One Second in the Light

It was dark when I left for Prescott last night, to drive up for a training class. Prescott was the capital of Arizona when it was still a territory. It sits at 5,500 feet, so it’s a lot cooler than Phoenix. The sun had set, but the sky looked backlit. The mesas were outlined, and the further I drove from Phoenix, the more stars I could see.

Photo by Andrew Dunn (Image licensed under Creative Commons Attribution-Share Alike 2.0 Generic)

I arrived at the hotel late, and collapsed into bed. The day had started before 5 a.m. and after a full day of teaching, the silence of driving for an hour an a half was calming.

Before the alarm rang, I work up and decided to risk finding the bathroom without my glasses on. The room was not completely dark, and while my toes were scared, I was too tired to hunt for the glasses on the nightstand, afraid I’d spill the water bottle onto the phone.

Heading into the bathroom, I noticed a perfect circle of light about the size of a saucer, shining on the wall. At first, I thought it might be a cover on the wall, but I ran my fingers over it, and it was just the wall, with a perfect circle of light. There was a slight rainbow-halo effect around the edges. But I couldn’t linger, and continued on into the bathroom.

A minute later, when I walked by the spot on the wall again, it was gone. No light, not halo, no rainbow. I looked around the room, but no light was on. Curiosity wakes you up. I stood with my back against the wall and looked slowly around the room to see the source of the light.
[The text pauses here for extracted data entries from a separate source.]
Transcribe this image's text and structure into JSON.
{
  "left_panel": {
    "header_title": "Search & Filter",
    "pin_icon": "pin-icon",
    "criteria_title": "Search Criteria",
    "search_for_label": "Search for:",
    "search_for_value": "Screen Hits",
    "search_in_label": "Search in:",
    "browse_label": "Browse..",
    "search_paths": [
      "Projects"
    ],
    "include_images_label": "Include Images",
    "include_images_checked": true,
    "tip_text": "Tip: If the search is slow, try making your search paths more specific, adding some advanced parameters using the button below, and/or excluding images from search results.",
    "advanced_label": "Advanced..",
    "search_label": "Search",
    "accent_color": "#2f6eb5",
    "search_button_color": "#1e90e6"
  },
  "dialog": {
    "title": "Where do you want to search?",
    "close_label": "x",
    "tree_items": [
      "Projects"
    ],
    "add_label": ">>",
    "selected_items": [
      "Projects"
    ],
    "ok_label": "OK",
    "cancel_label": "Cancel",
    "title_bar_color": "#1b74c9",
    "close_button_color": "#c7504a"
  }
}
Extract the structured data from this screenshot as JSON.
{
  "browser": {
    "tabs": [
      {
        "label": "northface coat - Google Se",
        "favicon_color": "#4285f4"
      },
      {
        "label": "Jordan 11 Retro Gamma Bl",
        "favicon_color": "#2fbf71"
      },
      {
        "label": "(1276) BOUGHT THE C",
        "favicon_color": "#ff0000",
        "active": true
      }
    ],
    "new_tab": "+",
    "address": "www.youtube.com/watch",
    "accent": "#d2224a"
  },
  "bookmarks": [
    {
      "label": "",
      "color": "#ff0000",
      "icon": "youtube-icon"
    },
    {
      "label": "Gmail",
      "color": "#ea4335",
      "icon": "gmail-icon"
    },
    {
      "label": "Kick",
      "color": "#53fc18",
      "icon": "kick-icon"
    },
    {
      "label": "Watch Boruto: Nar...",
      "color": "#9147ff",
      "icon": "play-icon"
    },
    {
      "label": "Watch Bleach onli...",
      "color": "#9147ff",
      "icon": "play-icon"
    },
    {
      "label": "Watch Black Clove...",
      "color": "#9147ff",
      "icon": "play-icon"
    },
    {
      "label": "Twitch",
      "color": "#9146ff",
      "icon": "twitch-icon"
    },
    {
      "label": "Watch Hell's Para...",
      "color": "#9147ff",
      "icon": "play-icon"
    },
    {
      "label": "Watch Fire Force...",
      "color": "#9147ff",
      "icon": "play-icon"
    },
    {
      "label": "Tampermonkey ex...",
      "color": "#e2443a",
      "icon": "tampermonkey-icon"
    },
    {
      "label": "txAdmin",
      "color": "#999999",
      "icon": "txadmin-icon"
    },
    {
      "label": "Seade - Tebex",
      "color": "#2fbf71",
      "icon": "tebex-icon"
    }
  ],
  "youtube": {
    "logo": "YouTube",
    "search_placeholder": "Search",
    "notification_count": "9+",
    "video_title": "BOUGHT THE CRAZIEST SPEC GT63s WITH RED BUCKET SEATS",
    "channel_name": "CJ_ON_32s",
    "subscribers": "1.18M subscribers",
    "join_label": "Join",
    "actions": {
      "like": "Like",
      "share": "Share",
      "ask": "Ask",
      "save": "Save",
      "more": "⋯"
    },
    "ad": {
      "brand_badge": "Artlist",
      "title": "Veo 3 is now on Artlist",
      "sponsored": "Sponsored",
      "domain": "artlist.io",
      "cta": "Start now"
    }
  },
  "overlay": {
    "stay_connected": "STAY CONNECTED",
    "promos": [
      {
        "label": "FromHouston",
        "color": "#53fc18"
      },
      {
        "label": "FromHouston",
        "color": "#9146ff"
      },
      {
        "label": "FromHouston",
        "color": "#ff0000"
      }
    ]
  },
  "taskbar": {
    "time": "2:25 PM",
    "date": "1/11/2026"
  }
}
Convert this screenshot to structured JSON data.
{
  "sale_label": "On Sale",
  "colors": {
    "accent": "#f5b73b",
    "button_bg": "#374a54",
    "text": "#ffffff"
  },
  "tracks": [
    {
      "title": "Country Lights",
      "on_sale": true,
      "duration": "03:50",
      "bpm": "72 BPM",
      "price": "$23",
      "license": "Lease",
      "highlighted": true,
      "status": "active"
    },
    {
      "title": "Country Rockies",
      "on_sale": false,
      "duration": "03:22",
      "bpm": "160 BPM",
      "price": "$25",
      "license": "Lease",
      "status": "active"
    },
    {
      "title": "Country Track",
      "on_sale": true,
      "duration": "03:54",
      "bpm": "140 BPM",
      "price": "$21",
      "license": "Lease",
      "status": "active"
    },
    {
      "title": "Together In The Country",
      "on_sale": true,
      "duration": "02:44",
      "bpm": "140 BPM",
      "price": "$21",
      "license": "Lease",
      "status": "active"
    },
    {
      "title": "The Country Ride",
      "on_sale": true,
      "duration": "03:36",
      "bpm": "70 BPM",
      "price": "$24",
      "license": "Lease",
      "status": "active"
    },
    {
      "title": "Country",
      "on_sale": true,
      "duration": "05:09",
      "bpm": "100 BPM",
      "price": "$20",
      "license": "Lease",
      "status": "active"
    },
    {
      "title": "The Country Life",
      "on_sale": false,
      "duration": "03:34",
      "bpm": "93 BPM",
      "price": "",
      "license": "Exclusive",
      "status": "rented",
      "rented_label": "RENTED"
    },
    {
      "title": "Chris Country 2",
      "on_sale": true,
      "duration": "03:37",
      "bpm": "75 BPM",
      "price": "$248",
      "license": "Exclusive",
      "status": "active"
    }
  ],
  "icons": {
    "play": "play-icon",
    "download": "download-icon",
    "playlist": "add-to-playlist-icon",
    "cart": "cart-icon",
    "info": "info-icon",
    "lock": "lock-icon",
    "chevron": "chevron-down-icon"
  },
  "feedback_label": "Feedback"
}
And then I saw it: the rising sun had swept directly over the peephole in the door, casting a perfect round of light on the motel wall. In the dark room, the peephole in the door looked like an LED bulb at full volume. And then, as I looked at it, the sun’s light arced over the lens, flashed, faded, and the sun continued to rise. The light was gone.

And in those few seconds when the sun lined up against that one hotel room door, for less than a minute, I had been awake and has seen it. OK, it was not Stonehenge, although the principle was exactly the same. But it was a moment that could have easily been missed, ignored, forgotten. I could have taught a day later and missed it. The desk clerk could have assigned me another room. I could have slept a minute longer. Or three minutes less.  But that isn’t what happened. On the one day in a year, when the sunrise lines up with the peephole in that one hotel room door I had been there to see it. One person had seen it and thrilled to the accuracy of sun/door/peephole/wall.

It was a small, perfect moment. And I had been awake for it.